I just joined this great forum, partly cause I am considering buying a Chi-Angus bull as my herd sire. Any thoughts? Our program is mostly range cattle now but we have been adding better (black) heifers as we can afford to. Sold our longhorn stock and bull to a roper breeder. Trying to avoid not making money with cattle!


----------



## Lostin55 (Sep 21, 2013)

First of all, welcome to haytalk. 
To be honest I had to google the chi angus to even know what it was. We run angus and angus cross. Whatever works for you and your program, go for it.
When I looked it up every sight looked like a sales pitch. It brought to mind emus, ostriches, and mini cattle. I would hope it isn't. Hybrid vigor is not a new concept.


----------



## Bonfire (Oct 21, 2012)

I have one. Some people don't like the temperament of the Chi. My goal is to add some muscling ability to the terminal cross. Is polled vs. horned an issue with you?


----------



## Vol (Jul 5, 2009)

I have had Chi cattle.....and they can be hot blooded.....especially inside a building....but were pretty normal outside. For your purpose of range cattle I think they will be just fine. You need something with a little grit in your country as range cattle.

Regards, Mike


----------



## IHCman (Aug 27, 2011)

a neighbor used chi bulls about 25 or 30 years ago. Those things were Crazy! Wild and flighty wouldn't describe those cows. All of us that helped him work his cattle were glad to see the last of his chi cows go down the road.


----------



## azmike (Jan 4, 2015)

Thank you Gents, My sons and I bought an Angus bull from a proven breeder locally. We are putting 60 acres of our irrigated fields in bermuda for a rotational (8 paddocks) pasture system. Slightly salty water @43'. Another 80 acres is divided in alfalfa and sudan/sorgo summer hybrids. Tough buying many breeders in this market though.


----------



## Vol (Jul 5, 2009)

Your way down there Mike....have you had any trouble with illegals and your cattle? A Chi bull might just be the ticket for a little insurance.

Regards, Mike


----------



## azmike (Jan 4, 2015)

I am 7 miles off the line, mid-90's were worse than now. We lost a calf this spring but didn't find any camps etc.


----------



## Trillium Farm (Dec 18, 2014)

Vol said:


> I have had Chi cattle.....and they can be hot blooded.....especially inside a building....but were pretty normal outside. For your purpose of range cattle I think they will be just fine. You need something with a little grit in your country as range cattle.
> 
> Regards, Mike


I've heard that the purebred were OK, they only had problems when crossed and that was that they jumped fences.


----------



## azmike (Jan 4, 2015)

We found some very nice heifers here in AZ. Hereford/angus "Baldies". Some bred others open (young). The Chianina cross did not play out as the ranch in TX could not produce info for us and everything else was too far away. We now have a promising bull and good looking heifers.
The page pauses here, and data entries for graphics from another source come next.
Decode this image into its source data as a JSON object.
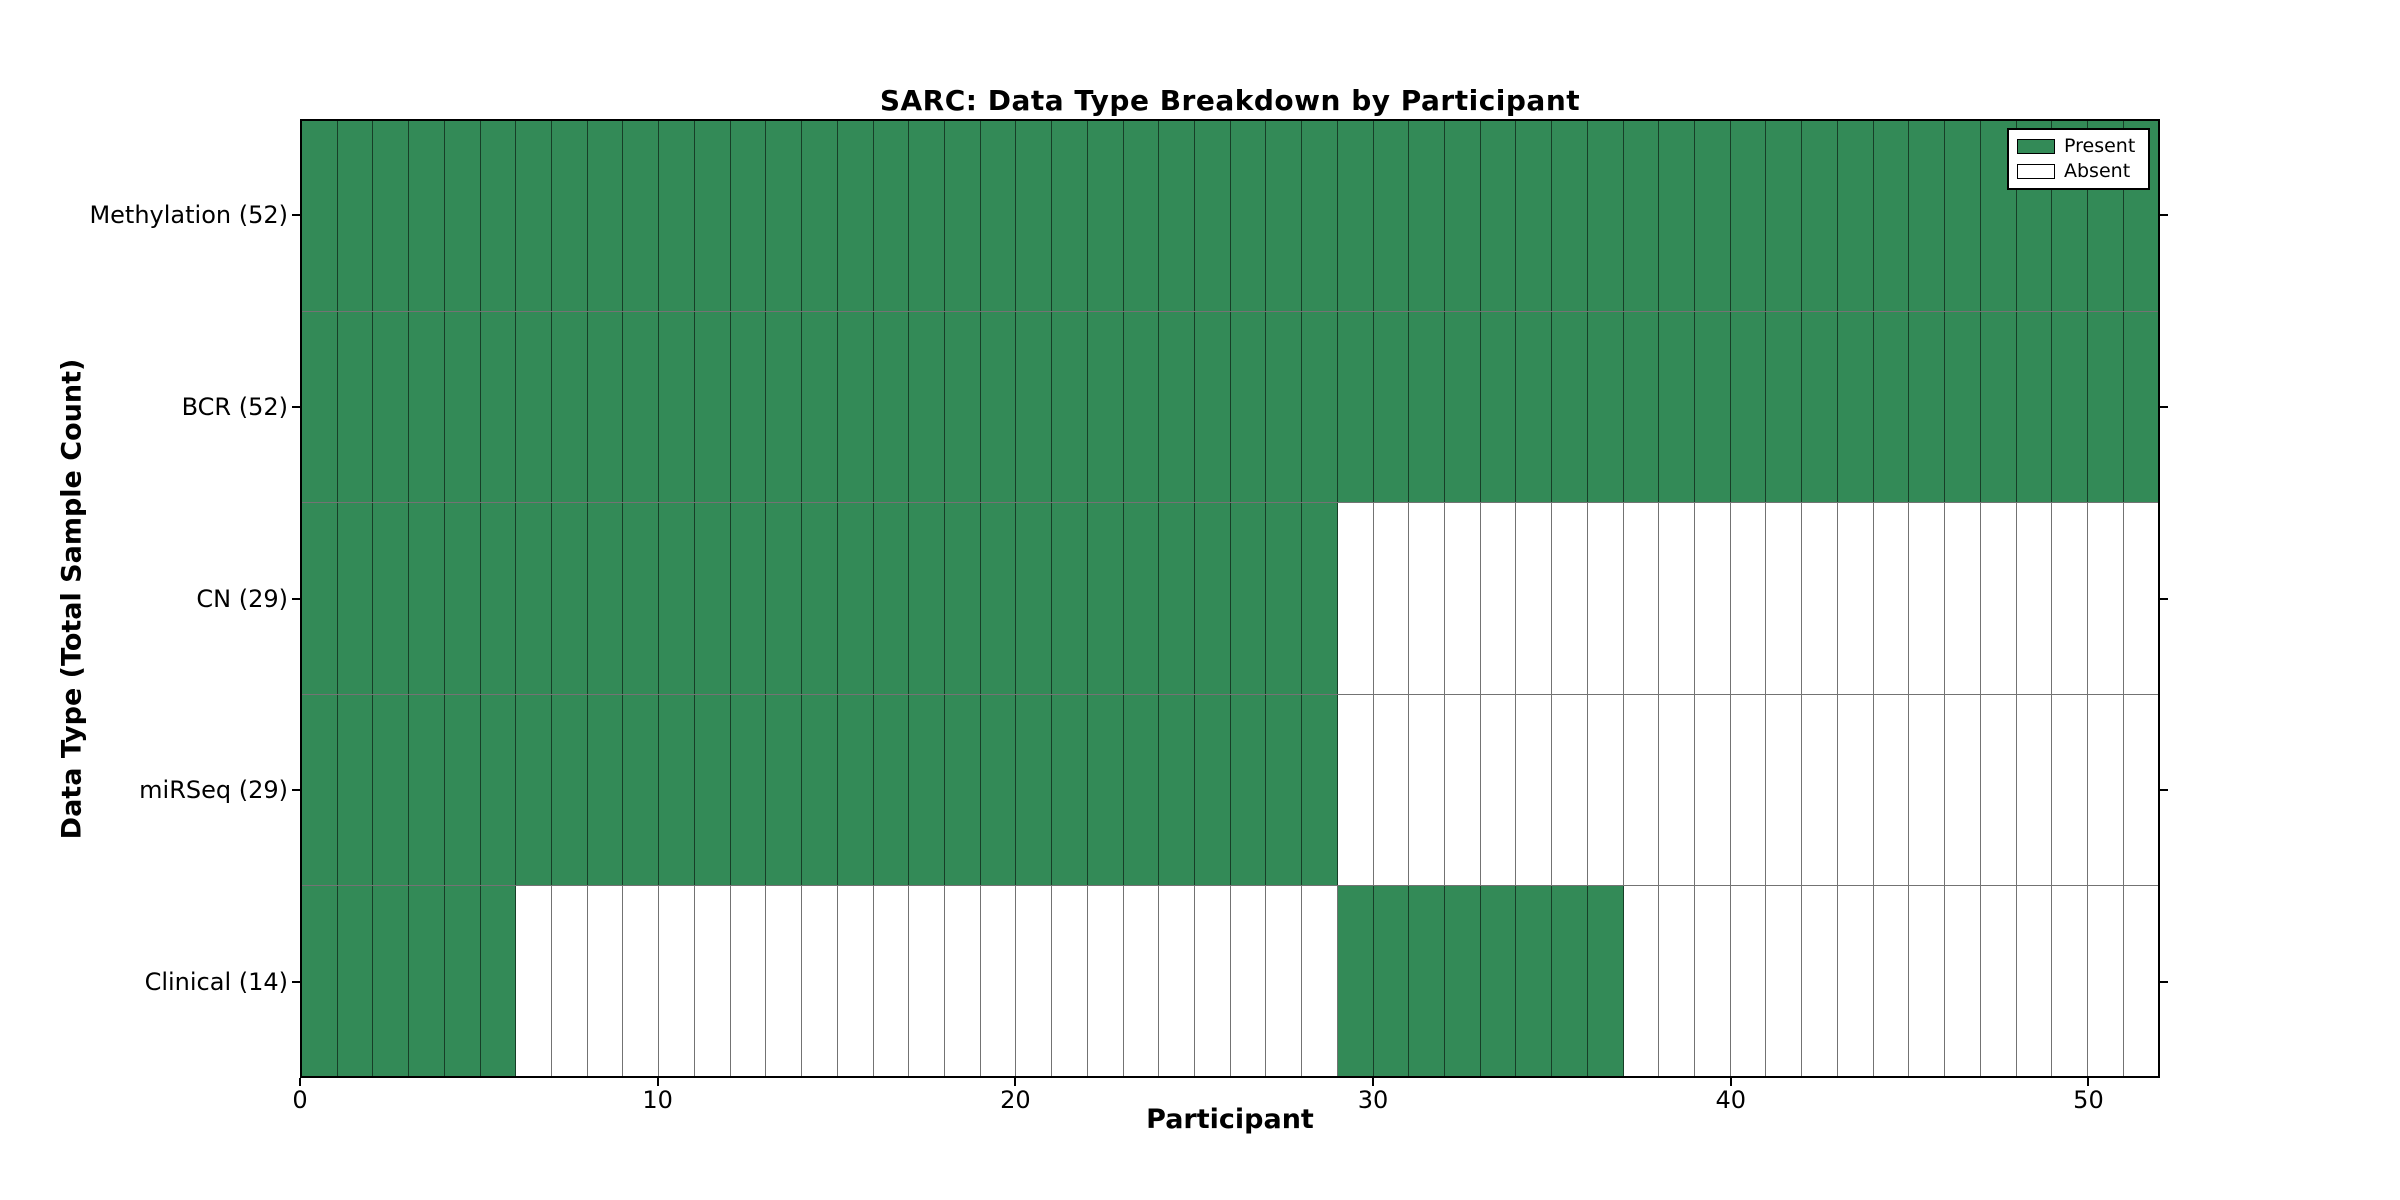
{
  "title": "SARC: Data Type Breakdown by Participant",
  "axes": {
    "xlabel": "Participant",
    "ylabel": "Data Type (Total Sample Count)"
  },
  "legend": {
    "items": [
      {
        "label": "Present",
        "key": "present"
      },
      {
        "label": "Absent",
        "key": "absent"
      }
    ]
  },
  "colors": {
    "present": "#338a57",
    "absent": "#ffffff",
    "cell_border": "rgba(0,0,0,0.55)",
    "axis": "#000000"
  },
  "chart_data": {
    "type": "heatmap",
    "title": "SARC: Data Type Breakdown by Participant",
    "xlabel": "Participant",
    "ylabel": "Data Type (Total Sample Count)",
    "x_range": [
      0,
      52
    ],
    "x_ticks": [
      0,
      10,
      20,
      30,
      40,
      50
    ],
    "participants": 52,
    "cell_values": {
      "present": "Present",
      "absent": "Absent"
    },
    "legend_position": "upper right",
    "grid": "cell-borders",
    "rows": [
      {
        "label": "Methylation (52)",
        "data_type": "Methylation",
        "total_samples": 52,
        "present_ranges": [
          [
            0,
            51
          ]
        ]
      },
      {
        "label": "BCR (52)",
        "data_type": "BCR",
        "total_samples": 52,
        "present_ranges": [
          [
            0,
            51
          ]
        ]
      },
      {
        "label": "CN (29)",
        "data_type": "CN",
        "total_samples": 29,
        "present_ranges": [
          [
            0,
            28
          ]
        ]
      },
      {
        "label": "miRSeq (29)",
        "data_type": "miRSeq",
        "total_samples": 29,
        "present_ranges": [
          [
            0,
            28
          ]
        ]
      },
      {
        "label": "Clinical (14)",
        "data_type": "Clinical",
        "total_samples": 14,
        "present_ranges": [
          [
            0,
            5
          ],
          [
            29,
            36
          ]
        ]
      }
    ]
  }
}
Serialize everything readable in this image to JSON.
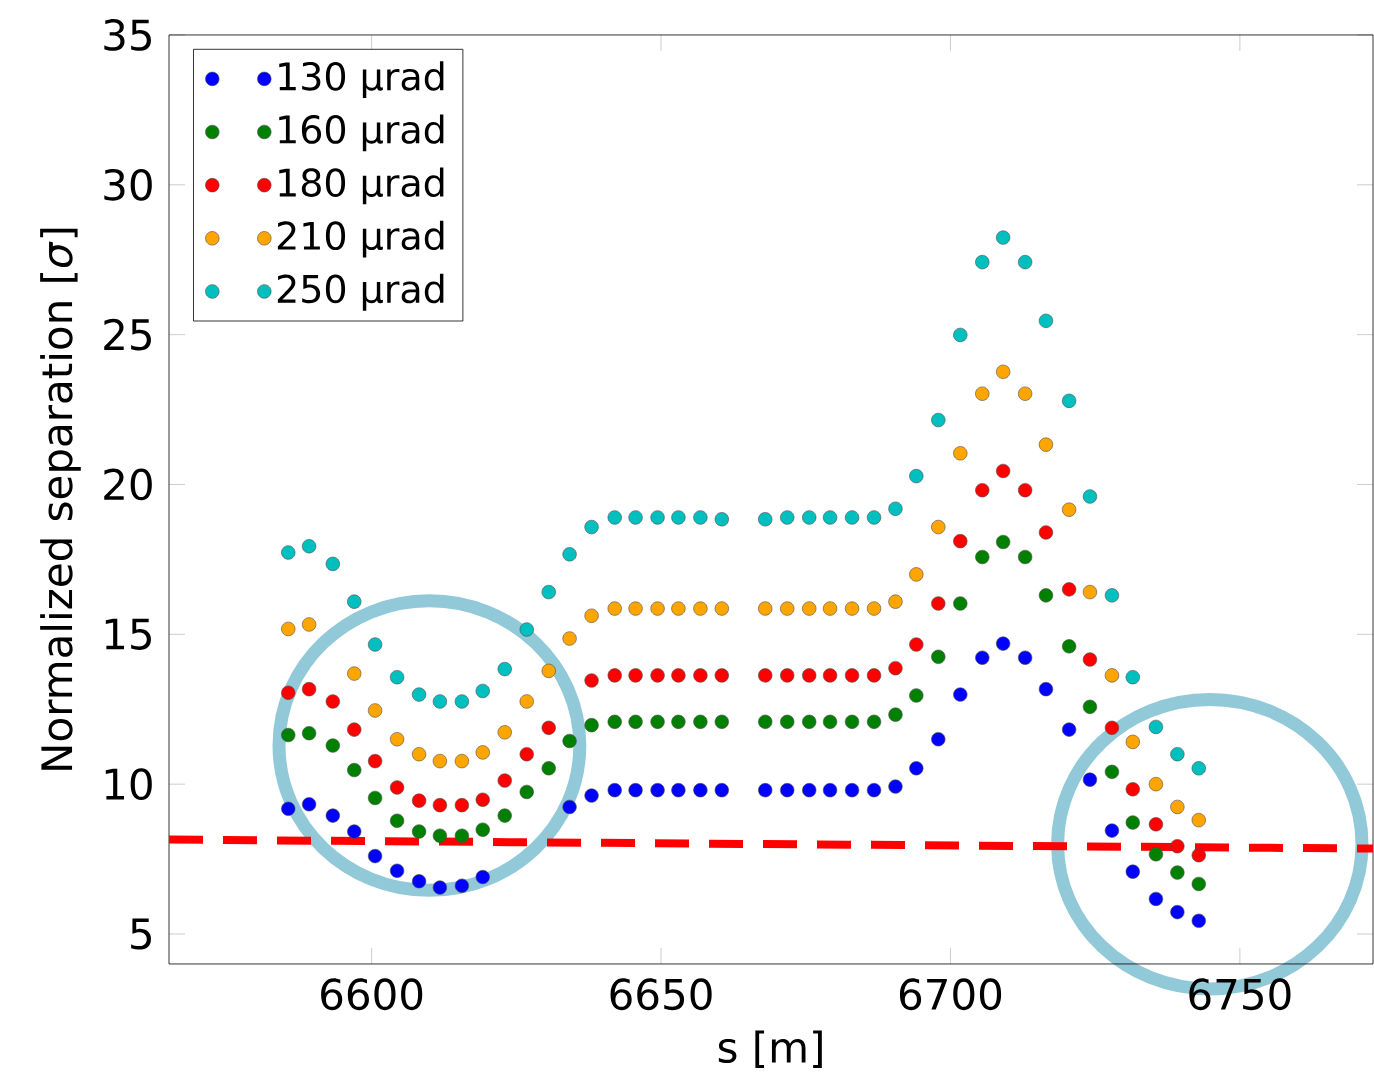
{
  "chart_data": {
    "type": "scatter",
    "xlabel": "s [m]",
    "ylabel": "Normalized separation [*σ*]",
    "xlim": [
      6565,
      6773
    ],
    "ylim": [
      4,
      35
    ],
    "xticks": [
      6600,
      6650,
      6700,
      6750
    ],
    "yticks": [
      5,
      10,
      15,
      20,
      25,
      30,
      35
    ],
    "legend": "top left",
    "x": [
      6585.6,
      6589.2,
      6593.3,
      6597.0,
      6600.6,
      6604.4,
      6608.2,
      6611.8,
      6615.6,
      6619.2,
      6623.0,
      6626.8,
      6630.6,
      6634.2,
      6638.0,
      6642.0,
      6645.6,
      6649.4,
      6653.0,
      6656.8,
      6660.5,
      6668.0,
      6671.8,
      6675.6,
      6679.2,
      6683.0,
      6686.8,
      6690.5,
      6694.1,
      6697.9,
      6701.7,
      6705.5,
      6709.1,
      6712.9,
      6716.5,
      6720.5,
      6724.1,
      6727.9,
      6731.5,
      6735.5,
      6739.2,
      6742.9
    ],
    "series": [
      {
        "name": "130 μrad",
        "color": "#0000ff",
        "marker": "circle",
        "values": [
          9.18,
          9.33,
          8.95,
          8.42,
          7.6,
          7.11,
          6.76,
          6.55,
          6.61,
          6.9,
          null,
          null,
          null,
          9.24,
          9.62,
          9.8,
          9.8,
          9.8,
          9.8,
          9.8,
          9.8,
          9.8,
          9.8,
          9.8,
          9.8,
          9.8,
          9.8,
          9.92,
          10.53,
          11.5,
          12.99,
          14.22,
          14.69,
          14.22,
          13.17,
          11.82,
          10.15,
          8.45,
          7.08,
          6.17,
          5.73,
          5.44
        ]
      },
      {
        "name": "160 μrad",
        "color": "#008000",
        "marker": "circle",
        "values": [
          11.64,
          11.7,
          11.29,
          10.47,
          9.54,
          8.78,
          8.42,
          8.28,
          8.28,
          8.48,
          8.95,
          9.74,
          10.53,
          11.44,
          11.97,
          12.08,
          12.08,
          12.08,
          12.08,
          12.08,
          12.08,
          12.08,
          12.08,
          12.08,
          12.08,
          12.08,
          12.08,
          12.32,
          12.96,
          14.25,
          16.03,
          17.58,
          18.08,
          17.58,
          16.3,
          14.6,
          12.58,
          10.41,
          8.72,
          7.66,
          7.05,
          6.67
        ]
      },
      {
        "name": "180 μrad",
        "color": "#ff0000",
        "marker": "circle",
        "values": [
          13.05,
          13.17,
          12.76,
          11.82,
          10.77,
          9.89,
          9.45,
          9.3,
          9.3,
          9.48,
          10.12,
          11.0,
          11.88,
          null,
          13.46,
          13.63,
          13.63,
          13.63,
          13.63,
          13.63,
          13.63,
          13.63,
          13.63,
          13.63,
          13.63,
          13.63,
          13.63,
          13.87,
          14.66,
          16.03,
          18.11,
          19.81,
          20.45,
          19.81,
          18.4,
          16.5,
          14.16,
          11.88,
          9.83,
          8.66,
          7.93,
          7.63
        ]
      },
      {
        "name": "210 μrad",
        "color": "#ffa500",
        "marker": "circle",
        "values": [
          15.18,
          15.33,
          null,
          13.69,
          12.46,
          11.5,
          11.0,
          10.77,
          10.77,
          11.06,
          11.73,
          12.76,
          13.78,
          14.86,
          15.62,
          15.86,
          15.86,
          15.86,
          15.86,
          15.86,
          15.86,
          15.86,
          15.86,
          15.86,
          15.86,
          15.86,
          15.86,
          16.09,
          17.0,
          18.58,
          21.04,
          23.03,
          23.76,
          23.03,
          21.33,
          19.16,
          16.41,
          13.63,
          11.41,
          10.0,
          9.24,
          8.8
        ]
      },
      {
        "name": "250 μrad",
        "color": "#00bfbf",
        "marker": "circle",
        "values": [
          17.73,
          17.94,
          17.35,
          16.09,
          14.66,
          13.57,
          12.99,
          12.76,
          12.76,
          13.11,
          13.84,
          15.16,
          16.41,
          17.67,
          18.58,
          18.9,
          18.9,
          18.9,
          18.9,
          18.9,
          18.84,
          18.84,
          18.9,
          18.9,
          18.9,
          18.9,
          18.9,
          19.19,
          20.28,
          22.15,
          24.99,
          27.42,
          28.24,
          27.42,
          25.46,
          22.79,
          19.6,
          16.3,
          13.57,
          11.91,
          11.0,
          10.53
        ]
      },
      {
        "type": "line",
        "marker": "none",
        "line_style": "dashed",
        "color": "#ff0000",
        "x": [
          6565,
          6773
        ],
        "values": [
          8.15,
          7.85
        ]
      }
    ]
  }
}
Next get the fields level and the bermuda knee high!


----------



## Vol (Jul 5, 2009)

Black Baldies are hard to beat....and they bring a premium....and have done so for the last 30+ years....probably one of the top 3 crosses of all time if not the top for general type market beef production.

When I got out of the beef business, we were running Chi cows and breeding with the best Hereford bulls we could buy. We had feedlot buyers beating my door down to buy our calves.

Regards, Mike


----------